In vele novellen van onzen auteur - gelukkig lang niet in alle - treft ons de min gelukkige eigenaardigheid, dat er niets gedaan wordt, om onze sympathie voor den held of de heldin des verhaals op te wekken. Er zijn erbij, welker bestek, aard en opzet dit niet gedoogden, gelijk de meesterlijke persiflage op den omslag der bureaucratie, de bekende ‘Geschiedenis van een dubbeltje’, en die losse verhaaltjes, die niets meer zijn en niets meer willen wezen dan schetsen of vlug rondgedraaide caleidoscoopbeeldjes, zooals: ‘Hoe zij gebruikt werden’, ‘Over de heining’, ‘Een erfenis’, enz. Maar er zijn er niet weinig onder al deze verhalen, waarop dit gebrek van een merkbaren invloed is geweest. Dit kan getuigd worden van de zeer uitvoerige novelle ‘Gederailleerd’, die alleen een der vijf deelen der volksuitgave van den heer Stemberg vult. Zij geeft alweder de geschiedenis van eene tot diepe armoede vervallen oud-adellijke familie, waarvan geen enkel lid achtenswaardig is en wier treurige toestand en wederwaardigheden ons geheel koud laten. En toch vormen zij de hoofdgroep in dit verhaal, waarvan de andere personen evenmin belangwekkend zijn. Van de kleinere novellen gaat vooral ‘Eene zaak’ aan dit euvel mank. Een zaakwaarnemer van slechten naam pleegt allerlei knoeierijen, om een paar vreesachtige en karakterlooze oude lieden door bedreiging met processen over eene erfenis geld af te persen.
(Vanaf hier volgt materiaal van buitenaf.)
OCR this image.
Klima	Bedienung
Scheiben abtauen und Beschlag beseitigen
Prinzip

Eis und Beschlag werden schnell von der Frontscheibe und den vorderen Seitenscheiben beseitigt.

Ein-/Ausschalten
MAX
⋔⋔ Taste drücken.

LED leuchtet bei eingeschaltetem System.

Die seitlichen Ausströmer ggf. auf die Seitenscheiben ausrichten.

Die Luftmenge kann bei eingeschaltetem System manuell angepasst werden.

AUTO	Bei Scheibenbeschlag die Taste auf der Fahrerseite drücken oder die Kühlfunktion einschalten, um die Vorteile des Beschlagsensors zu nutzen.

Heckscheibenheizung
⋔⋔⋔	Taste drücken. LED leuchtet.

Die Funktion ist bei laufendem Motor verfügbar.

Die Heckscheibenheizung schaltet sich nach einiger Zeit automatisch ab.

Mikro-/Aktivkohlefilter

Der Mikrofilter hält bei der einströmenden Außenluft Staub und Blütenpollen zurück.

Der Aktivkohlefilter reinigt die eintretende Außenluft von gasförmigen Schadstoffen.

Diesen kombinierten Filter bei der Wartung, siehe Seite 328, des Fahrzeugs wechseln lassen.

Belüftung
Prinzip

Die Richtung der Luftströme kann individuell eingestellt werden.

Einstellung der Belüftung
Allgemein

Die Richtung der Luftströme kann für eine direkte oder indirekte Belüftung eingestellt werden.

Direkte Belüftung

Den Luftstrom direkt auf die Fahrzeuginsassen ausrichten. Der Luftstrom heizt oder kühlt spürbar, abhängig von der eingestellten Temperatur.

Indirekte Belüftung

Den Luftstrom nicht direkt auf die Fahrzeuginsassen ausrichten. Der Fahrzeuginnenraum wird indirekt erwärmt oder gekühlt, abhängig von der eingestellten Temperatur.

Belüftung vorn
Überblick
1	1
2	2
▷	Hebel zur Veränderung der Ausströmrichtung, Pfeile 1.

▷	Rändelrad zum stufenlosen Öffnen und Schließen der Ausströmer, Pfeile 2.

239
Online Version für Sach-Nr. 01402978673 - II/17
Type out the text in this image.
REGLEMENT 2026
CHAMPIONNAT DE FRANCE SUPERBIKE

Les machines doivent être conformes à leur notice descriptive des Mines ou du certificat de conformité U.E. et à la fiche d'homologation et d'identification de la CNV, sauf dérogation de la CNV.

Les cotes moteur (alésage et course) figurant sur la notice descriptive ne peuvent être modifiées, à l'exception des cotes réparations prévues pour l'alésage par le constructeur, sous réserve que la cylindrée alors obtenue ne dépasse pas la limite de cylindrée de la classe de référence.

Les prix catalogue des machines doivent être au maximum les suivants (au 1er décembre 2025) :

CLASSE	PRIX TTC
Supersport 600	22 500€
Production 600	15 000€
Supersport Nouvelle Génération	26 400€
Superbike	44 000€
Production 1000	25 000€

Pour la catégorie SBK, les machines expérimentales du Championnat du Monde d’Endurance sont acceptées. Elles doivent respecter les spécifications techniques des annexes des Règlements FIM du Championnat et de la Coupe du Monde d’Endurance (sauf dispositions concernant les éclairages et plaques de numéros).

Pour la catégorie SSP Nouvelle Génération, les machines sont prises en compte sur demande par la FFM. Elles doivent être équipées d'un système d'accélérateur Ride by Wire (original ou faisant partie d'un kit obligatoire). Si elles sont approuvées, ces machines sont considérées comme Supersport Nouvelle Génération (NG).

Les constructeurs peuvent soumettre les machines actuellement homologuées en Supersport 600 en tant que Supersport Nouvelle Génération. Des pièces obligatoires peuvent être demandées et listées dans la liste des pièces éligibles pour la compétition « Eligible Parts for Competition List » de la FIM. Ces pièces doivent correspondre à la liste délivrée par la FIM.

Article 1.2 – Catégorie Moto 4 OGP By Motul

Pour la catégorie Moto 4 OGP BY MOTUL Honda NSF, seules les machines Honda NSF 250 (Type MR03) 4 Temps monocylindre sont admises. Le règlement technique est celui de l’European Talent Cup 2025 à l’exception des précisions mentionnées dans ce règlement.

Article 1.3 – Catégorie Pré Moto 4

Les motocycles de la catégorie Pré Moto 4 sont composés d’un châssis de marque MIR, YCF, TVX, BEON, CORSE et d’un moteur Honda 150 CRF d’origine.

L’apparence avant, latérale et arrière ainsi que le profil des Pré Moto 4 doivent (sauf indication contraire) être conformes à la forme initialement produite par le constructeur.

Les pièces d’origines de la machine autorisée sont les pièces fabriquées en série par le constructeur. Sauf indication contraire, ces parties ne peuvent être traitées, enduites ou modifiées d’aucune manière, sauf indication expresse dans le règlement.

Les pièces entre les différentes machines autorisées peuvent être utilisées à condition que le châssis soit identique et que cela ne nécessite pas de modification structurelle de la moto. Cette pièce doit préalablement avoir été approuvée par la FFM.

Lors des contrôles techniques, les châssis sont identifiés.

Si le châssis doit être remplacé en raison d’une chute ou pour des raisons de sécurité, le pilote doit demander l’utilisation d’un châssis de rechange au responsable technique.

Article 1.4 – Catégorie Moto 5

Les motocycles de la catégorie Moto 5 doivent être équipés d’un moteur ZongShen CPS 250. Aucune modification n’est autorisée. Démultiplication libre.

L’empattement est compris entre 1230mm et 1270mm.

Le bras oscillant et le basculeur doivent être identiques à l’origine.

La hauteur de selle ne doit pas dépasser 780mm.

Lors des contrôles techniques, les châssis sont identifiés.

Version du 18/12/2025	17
Duidelijk is de beschrijving van 's mans chicanes niet, en evenmin schijnen ze, naar hetgeen de schrijver ervan verhaalt, kunstig genoeg aangelegd, om er zooveel menschen van allerlei gehalte en stand mede op te lichten. Bovendien zijn al die personen, zoowel bedriegers als bedrogenen, zoo weinig belangwekkend, zoo weinig sympathiek, dat het den lezer der moeite niet waard is, zich in Horks' berekeningen te verdiepen. Het is jammer, van deze novelle vooral, omdat Keller's kracht in het vlug en scherp
teekenen zijner figuren daarin zoo goed uitkomt. Na de volgende
| |
| |
beschrijvingen gelezen te hebben, - want we kunnen de verzoeking, om nog een kort citaat te geven, niet weerstaan - kan men met gesloten oogen de menschen voor zich zien staan of zou men ze op straat meenen te herkennen.
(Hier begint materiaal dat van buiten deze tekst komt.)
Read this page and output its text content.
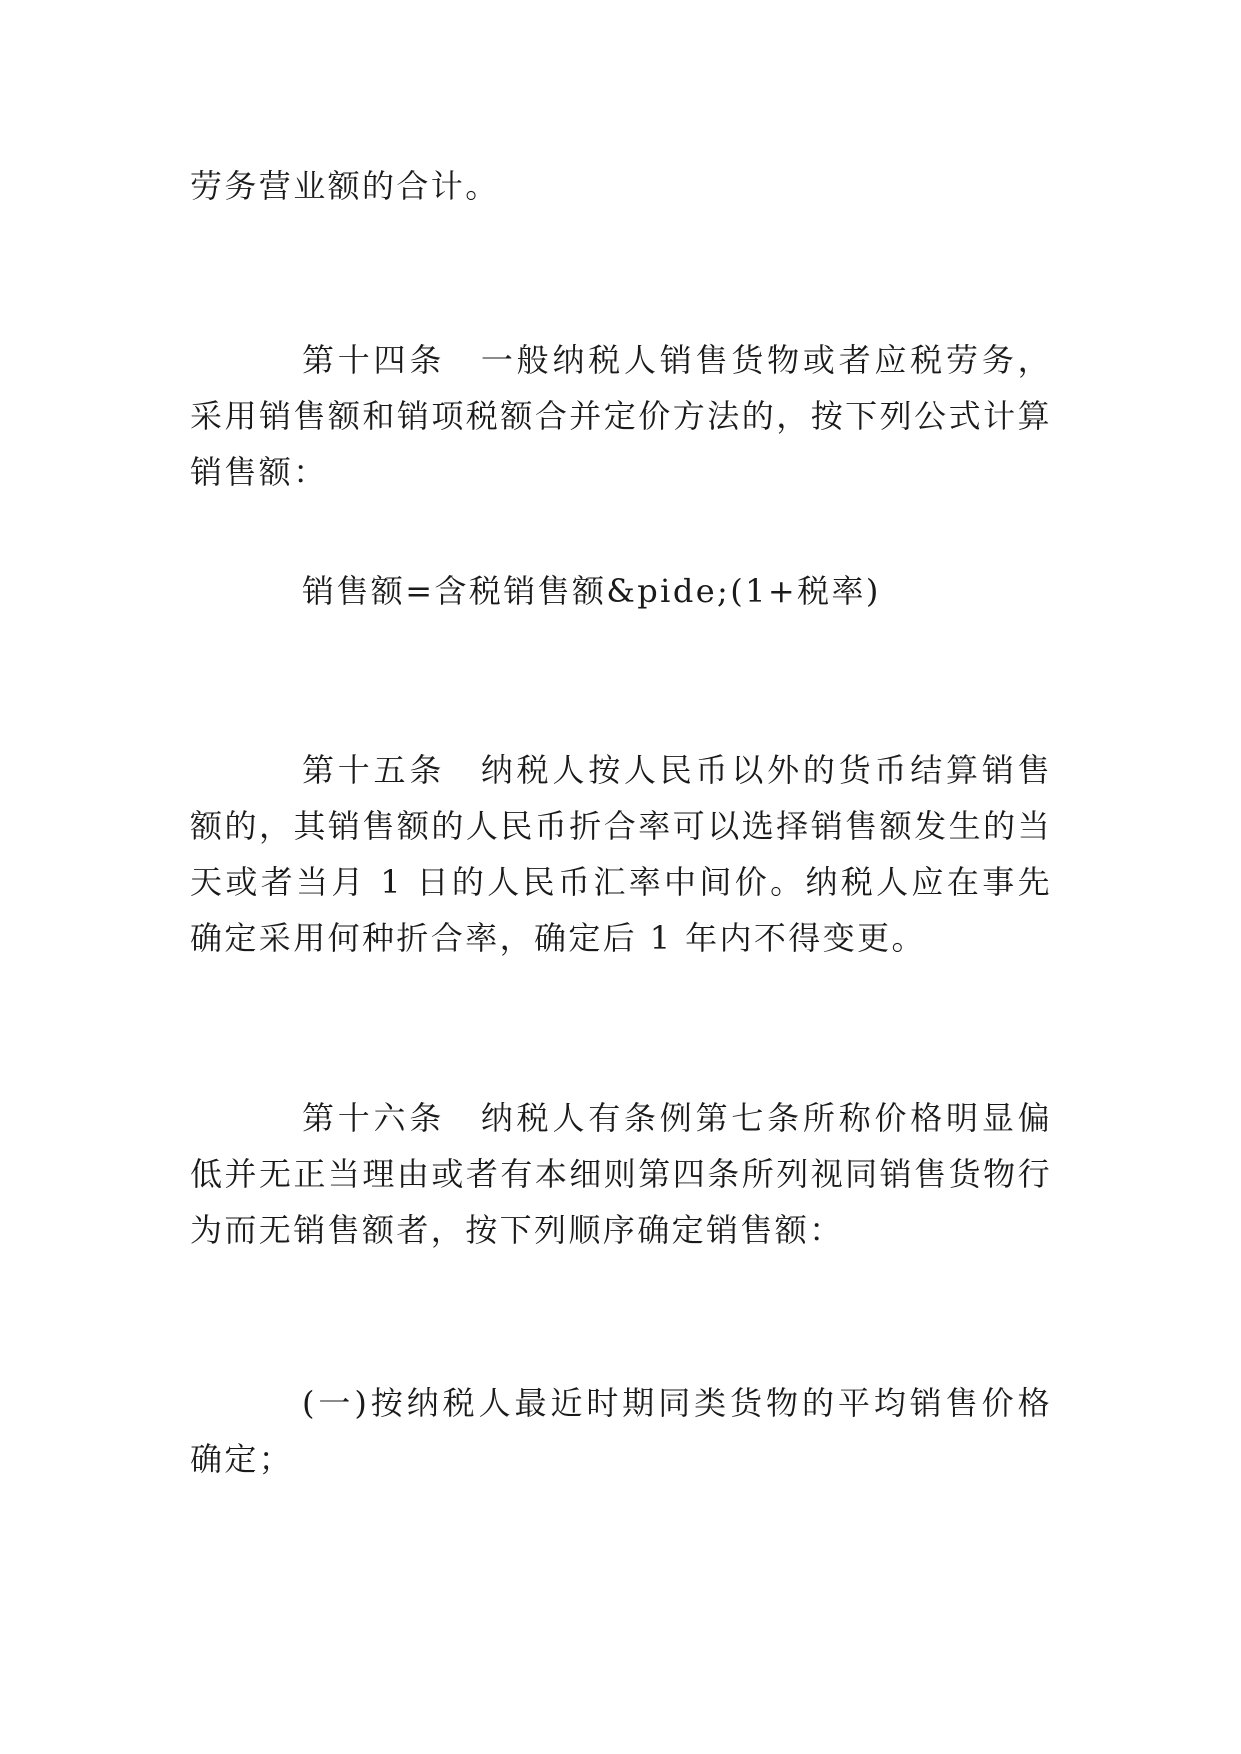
劳务营业额的合计。

第十四条　一般纳税人销售货物或者应税劳务，采用销售额和销项税额合并定价方法的，按下列公式计算销售额：

销售额=含税销售额&pide;(1+税率)

第十五条　纳税人按人民币以外的货币结算销售额的，其销售额的人民币折合率可以选择销售额发生的当天或者当月 1 日的人民币汇率中间价。纳税人应在事先确定采用何种折合率，确定后 1 年内不得变更。

第十六条　纳税人有条例第七条所称价格明显偏低并无正当理由或者有本细则第四条所列视同销售货物行为而无销售额者，按下列顺序确定销售额：

(一)按纳税人最近时期同类货物的平均销售价格确定；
Ziehier den steunpilaar van het koffiehuis, dien elkeen in levenden lijve heeft ontmoet:
‘De heer Koost vervulde de rol van Mecenas in de koffiehuizen. Hij gaf kwartjes aan de biljartjongens voor aardigheden; schonk heelen en halfjes aan iedereen, zoodra de gelegenheid bestond; onthield den verjaardag van de buffetjuffrouw, en bracht de veertigjarige bij die gelegenheid een geschenkje. Het koffiehuis was zijn te huis, de habitués zijn wereld. Hij kende niet alleen die habitués, maar wist alles van hen, tot de namen hunner kinderen en huisdieren en den staat hunner financien. Of zij goed of kwaad waren, was hem onverschillig, als ze maar aangenaam waren in zijn gezelschap, geen halfjes afsloegen, geestige anecdotes - bij voorkeur gedecolleteerde, - wisten te vertellen, en van tijd tot tijd nieuws mededeelden. Overigens was de heer Koost een nonsens.’
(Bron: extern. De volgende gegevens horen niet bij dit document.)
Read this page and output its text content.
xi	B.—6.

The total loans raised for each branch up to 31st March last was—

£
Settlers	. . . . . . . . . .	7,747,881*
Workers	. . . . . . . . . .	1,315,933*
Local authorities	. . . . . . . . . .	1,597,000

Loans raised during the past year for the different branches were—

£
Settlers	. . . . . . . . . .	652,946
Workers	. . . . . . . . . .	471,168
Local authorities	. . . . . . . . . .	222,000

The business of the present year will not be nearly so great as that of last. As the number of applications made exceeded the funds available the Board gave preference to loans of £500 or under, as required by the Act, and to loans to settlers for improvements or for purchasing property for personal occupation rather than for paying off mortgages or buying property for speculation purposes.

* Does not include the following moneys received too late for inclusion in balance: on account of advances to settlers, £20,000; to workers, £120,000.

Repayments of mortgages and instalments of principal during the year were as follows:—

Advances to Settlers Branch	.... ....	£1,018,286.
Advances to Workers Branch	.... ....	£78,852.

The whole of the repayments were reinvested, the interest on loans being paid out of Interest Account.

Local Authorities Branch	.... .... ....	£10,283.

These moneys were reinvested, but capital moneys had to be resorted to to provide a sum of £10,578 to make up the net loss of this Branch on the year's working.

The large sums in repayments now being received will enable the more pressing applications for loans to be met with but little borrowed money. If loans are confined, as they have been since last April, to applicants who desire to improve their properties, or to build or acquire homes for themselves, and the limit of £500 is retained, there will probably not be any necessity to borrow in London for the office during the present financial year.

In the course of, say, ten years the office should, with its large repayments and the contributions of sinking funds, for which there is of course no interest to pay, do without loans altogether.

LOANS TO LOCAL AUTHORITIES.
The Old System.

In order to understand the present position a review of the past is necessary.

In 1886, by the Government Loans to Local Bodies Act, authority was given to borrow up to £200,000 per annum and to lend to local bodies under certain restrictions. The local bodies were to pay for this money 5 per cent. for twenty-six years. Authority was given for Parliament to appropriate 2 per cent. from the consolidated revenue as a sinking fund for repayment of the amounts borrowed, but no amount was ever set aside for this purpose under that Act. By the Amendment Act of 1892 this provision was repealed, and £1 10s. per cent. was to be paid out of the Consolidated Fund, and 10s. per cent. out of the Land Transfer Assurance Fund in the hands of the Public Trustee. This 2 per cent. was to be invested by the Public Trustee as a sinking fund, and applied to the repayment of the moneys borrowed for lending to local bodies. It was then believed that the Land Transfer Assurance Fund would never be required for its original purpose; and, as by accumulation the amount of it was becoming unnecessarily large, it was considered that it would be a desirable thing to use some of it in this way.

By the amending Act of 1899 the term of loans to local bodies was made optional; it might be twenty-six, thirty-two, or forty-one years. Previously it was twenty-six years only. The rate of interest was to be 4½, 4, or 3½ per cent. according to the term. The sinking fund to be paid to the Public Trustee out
En hier hebben we de kleine renteniers, uit een lagen stand opgeklommen tot fortuin, maar niet tot eene hoogere stelling of hoogere levensbeschouwing dan hunne vaderen, met korte en juiste trekken geschetst.
‘De heeren Leuven, in den minderen stand der maatschappij geboren en door gelukkige speculaties in den Franschen tijd rijk geworden, hadden, ondanks dat vermogen, zich nooit te huis gevoeld in de beschaafde klasse. Zij deelden wel niet meer in de armoede, maar toch nog in al de vooroordeelen van den stand, waarin zij waren opgevoed, en ze waren ook nu nog overtuigd, dat een advokaat een schelm moest wezen, een woekerplant, die groeide ten koste zijner medemenschen, en ten eenenmale noodeloos in de samenleving, waarin, volgens hen, een dominé, een bakker en een klapwaker de hoofdrollen vervulden.’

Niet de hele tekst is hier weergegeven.